В эти самые минуты умирает присяжный поверенный Александров... Он ужасно страдает: он умирает от порока сердца. Три дня тому назад я заехал к нему вечером. Войдя в гостиную, я застал мою и его жену под лампою. В тишине раздавались из соседней темной комнаты непрерывные громкие стоны, которые затихали на короткие промежутки, и тогда слышалось порывистое, как бы стиснутое дыхание -- одними ноздрями... Потом опять возобновлялись те же стоны. В эти небольшие промежутки между приступами душения больной возвращался к полному сознанию, но выжидал следующего припадка и пуще всего боялся задремать, потому что пробуждение сопровождалось таким спазмом дыхания, что больной опасался мгновенно умереть именно в ту минуту, когда проснется. Поэтому он не спал уже третьи сутки.

И до сих пор длится это состояние. Умирающий постоянно думает о том, что он оставляет жену и трех малолетних детей совершенно необеспеченными после жизни в полном довольстве, которое оплачивалось его талантом и трудами. К смерти он относится философски: "Я не малодушный, -- говорил он еще вчера моей жене, -- я испытал все лучшее, что есть в жизни, и знаю, что лучшего не будет... Но вот -- они... Я рассчитывал, что доведу детей хоть до десятилетнего возраста: всё бы матери было с ними легче... А теперь..."

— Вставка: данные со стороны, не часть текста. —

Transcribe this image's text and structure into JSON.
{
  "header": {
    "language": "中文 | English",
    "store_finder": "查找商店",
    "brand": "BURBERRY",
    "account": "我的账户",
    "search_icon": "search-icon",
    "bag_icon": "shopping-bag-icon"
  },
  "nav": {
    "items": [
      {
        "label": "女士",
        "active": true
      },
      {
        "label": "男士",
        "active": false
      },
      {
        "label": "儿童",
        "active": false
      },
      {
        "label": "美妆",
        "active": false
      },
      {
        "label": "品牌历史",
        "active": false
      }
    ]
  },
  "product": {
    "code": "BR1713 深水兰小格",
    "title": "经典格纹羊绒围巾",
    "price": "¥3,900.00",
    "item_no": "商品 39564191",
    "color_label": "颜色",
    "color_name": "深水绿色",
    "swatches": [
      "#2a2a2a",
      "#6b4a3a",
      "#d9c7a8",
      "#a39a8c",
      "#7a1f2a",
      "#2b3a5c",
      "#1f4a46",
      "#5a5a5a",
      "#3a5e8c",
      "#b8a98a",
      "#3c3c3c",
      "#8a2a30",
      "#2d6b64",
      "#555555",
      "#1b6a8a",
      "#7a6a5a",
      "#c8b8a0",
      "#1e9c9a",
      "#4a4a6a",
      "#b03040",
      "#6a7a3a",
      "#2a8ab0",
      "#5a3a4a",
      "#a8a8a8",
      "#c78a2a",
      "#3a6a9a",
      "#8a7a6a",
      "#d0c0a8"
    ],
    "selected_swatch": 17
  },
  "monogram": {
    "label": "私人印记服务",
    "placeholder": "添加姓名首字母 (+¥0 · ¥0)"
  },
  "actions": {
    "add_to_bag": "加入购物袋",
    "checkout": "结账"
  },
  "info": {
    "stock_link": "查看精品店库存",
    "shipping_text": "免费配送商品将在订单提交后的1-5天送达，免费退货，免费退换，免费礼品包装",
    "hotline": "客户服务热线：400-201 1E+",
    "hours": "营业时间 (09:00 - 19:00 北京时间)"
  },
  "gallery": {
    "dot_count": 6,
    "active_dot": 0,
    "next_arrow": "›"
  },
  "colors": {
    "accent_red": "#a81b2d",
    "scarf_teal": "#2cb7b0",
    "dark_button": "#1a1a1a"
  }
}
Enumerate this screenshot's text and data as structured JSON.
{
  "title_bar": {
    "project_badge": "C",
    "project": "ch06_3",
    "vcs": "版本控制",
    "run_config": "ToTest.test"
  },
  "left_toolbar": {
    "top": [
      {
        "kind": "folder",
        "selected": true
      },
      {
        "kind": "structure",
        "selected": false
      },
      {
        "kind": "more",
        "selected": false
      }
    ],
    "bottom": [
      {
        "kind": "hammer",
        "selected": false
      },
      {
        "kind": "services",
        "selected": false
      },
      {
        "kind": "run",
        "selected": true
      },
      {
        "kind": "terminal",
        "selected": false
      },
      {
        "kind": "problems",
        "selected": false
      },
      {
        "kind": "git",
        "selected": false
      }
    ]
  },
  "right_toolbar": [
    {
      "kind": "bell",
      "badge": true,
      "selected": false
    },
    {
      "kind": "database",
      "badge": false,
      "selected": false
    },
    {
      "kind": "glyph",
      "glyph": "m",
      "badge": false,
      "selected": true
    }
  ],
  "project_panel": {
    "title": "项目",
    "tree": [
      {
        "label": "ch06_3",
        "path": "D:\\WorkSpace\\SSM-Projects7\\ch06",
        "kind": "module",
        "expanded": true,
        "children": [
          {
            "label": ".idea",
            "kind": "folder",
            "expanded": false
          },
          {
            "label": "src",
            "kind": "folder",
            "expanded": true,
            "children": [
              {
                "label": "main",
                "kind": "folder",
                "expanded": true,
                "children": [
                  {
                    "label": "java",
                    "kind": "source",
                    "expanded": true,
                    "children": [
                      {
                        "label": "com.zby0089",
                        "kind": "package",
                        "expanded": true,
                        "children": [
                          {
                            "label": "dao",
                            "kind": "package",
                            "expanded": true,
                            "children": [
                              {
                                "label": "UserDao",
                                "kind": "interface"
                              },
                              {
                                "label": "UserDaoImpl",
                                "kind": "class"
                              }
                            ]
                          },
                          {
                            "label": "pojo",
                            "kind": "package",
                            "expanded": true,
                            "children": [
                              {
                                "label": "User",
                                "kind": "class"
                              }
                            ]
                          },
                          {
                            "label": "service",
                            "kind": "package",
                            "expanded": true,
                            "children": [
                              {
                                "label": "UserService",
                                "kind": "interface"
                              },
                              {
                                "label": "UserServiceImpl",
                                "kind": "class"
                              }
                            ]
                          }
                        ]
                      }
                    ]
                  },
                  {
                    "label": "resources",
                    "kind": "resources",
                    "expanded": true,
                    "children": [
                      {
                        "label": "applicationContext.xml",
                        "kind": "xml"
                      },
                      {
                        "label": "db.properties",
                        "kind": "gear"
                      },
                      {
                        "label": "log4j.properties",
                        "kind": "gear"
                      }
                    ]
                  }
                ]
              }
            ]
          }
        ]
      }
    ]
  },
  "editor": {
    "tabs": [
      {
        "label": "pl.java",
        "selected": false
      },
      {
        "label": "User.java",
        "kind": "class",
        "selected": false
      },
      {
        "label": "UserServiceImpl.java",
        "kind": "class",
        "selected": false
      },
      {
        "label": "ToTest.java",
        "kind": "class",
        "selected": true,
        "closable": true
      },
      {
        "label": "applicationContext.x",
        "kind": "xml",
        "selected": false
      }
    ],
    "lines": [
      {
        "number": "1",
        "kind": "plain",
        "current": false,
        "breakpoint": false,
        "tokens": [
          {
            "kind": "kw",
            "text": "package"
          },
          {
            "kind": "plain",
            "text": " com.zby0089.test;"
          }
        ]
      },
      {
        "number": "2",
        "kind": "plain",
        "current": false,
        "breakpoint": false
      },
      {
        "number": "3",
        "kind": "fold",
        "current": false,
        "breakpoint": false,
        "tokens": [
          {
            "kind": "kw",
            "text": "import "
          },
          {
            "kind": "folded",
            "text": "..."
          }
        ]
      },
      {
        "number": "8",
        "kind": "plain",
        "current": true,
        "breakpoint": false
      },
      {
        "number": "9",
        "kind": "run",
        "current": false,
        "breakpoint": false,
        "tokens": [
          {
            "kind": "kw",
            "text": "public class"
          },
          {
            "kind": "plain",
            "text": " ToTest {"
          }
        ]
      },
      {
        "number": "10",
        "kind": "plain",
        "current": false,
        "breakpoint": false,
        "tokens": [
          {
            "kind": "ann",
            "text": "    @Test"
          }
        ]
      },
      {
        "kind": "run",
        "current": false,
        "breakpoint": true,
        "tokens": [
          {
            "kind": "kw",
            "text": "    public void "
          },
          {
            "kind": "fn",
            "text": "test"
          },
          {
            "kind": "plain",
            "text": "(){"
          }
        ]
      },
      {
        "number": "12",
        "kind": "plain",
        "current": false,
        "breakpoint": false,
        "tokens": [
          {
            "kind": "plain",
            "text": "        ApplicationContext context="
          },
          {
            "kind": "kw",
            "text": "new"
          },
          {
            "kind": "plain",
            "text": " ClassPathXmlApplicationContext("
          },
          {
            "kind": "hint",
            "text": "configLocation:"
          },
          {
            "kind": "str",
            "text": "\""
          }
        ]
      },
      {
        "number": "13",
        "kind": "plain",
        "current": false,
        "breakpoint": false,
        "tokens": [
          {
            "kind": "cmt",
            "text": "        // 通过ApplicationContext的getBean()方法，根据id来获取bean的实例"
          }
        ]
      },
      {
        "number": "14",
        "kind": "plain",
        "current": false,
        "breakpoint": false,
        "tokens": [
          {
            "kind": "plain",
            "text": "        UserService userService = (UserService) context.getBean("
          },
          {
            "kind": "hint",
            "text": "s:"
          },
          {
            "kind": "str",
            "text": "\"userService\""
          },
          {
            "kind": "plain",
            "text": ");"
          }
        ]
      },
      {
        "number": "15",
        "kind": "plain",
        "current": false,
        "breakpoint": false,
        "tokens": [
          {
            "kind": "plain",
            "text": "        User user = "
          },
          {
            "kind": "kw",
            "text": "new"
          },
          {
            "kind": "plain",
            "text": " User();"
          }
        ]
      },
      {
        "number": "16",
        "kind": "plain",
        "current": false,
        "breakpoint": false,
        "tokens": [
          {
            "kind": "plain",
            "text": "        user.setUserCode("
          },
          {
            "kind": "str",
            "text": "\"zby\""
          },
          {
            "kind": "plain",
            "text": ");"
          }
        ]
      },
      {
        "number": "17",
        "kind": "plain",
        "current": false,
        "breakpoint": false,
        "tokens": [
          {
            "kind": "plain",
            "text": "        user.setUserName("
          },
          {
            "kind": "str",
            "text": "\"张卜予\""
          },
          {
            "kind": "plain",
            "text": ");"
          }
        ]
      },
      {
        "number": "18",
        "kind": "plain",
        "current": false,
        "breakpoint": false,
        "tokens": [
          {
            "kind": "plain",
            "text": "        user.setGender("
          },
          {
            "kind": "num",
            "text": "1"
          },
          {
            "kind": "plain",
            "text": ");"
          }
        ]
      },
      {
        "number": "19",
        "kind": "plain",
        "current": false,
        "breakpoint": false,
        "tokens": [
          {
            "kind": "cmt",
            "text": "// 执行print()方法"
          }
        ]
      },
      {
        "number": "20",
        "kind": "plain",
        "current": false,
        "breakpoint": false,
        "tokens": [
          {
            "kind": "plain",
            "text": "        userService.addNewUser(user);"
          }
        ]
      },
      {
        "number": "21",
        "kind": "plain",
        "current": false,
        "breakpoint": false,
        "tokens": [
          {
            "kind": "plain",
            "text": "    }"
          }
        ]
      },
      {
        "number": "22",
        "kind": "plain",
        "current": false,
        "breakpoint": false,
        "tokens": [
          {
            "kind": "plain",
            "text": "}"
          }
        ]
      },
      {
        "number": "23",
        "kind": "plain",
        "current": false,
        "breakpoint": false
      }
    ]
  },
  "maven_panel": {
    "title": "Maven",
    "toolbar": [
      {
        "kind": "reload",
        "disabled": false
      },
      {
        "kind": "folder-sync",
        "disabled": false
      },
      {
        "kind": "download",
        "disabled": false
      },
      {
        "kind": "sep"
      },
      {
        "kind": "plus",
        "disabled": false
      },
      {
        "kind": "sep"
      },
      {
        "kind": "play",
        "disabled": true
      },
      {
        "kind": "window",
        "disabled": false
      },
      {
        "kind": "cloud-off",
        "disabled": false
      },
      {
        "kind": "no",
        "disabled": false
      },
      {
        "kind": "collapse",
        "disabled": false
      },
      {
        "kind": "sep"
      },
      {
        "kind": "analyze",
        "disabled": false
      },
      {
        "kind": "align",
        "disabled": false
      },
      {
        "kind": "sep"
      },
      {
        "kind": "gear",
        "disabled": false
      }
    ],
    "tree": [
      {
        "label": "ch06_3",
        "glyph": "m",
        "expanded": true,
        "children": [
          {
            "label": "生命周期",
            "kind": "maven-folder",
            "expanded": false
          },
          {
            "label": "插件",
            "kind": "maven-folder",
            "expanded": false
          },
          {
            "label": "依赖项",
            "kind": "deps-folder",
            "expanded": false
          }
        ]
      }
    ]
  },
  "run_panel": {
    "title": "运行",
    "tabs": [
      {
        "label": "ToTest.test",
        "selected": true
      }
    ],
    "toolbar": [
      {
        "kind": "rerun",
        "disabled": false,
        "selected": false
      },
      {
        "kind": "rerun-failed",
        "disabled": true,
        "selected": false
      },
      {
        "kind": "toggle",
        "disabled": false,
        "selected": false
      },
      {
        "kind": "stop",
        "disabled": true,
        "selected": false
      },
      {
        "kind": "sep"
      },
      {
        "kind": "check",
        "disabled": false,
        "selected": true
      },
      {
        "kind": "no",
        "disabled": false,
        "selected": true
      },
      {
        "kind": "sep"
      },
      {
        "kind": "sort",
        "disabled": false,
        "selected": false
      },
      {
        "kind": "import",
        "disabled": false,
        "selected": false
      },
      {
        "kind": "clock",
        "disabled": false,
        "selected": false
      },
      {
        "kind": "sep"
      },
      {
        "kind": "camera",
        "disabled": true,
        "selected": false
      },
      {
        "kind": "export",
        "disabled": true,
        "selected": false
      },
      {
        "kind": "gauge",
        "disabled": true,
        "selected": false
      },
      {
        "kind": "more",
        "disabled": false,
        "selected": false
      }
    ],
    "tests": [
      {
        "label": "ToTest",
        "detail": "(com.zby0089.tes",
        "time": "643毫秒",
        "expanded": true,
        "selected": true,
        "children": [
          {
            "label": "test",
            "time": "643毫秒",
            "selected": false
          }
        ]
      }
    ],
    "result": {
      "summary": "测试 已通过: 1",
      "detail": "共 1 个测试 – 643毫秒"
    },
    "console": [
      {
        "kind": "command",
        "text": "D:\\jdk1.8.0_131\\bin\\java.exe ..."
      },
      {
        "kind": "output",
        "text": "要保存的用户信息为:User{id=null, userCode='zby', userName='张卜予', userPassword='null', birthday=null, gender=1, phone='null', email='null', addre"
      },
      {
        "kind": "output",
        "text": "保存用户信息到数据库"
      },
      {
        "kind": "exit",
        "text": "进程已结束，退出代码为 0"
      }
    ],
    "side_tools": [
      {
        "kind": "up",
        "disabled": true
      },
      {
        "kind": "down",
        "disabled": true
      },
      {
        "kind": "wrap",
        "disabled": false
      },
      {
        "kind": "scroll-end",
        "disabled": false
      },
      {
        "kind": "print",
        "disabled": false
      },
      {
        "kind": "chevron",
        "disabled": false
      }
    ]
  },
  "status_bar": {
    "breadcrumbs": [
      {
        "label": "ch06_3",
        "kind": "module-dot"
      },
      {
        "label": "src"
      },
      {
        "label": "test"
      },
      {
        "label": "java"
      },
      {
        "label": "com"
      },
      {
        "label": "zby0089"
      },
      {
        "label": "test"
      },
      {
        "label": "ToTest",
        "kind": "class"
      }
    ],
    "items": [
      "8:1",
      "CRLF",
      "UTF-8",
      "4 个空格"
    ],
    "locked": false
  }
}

Он действительно всегда имел очень сильный характер. Велико же должно быть в настоящую минуту его терпение...

-----

Был у Александрова, но его самого не видел. В гостиной пахнет гуттаперчею от подушек с кислородом, который он постоянно вдыхает. Из-за спущенных кретоновых занавесок на дверях, ведущих в его комнату, слышится то же стенание, как и три дня назад, но звуки гораздо утомленнее. Это уже почти одно мычание: видно, что голова больного в тумане от бессонницы и пытки. Желто-серый мартовский день светит в окна. В соседних комнатах раздается крик ребенка; в гостиной прохаживается и скрипит сапожками старший, пятилетний, сынок. Его маленькое личико здорово и спокойно. Жена дремлет возле больного в его темной комнате. В доме, видимо, уже поджидают смерть.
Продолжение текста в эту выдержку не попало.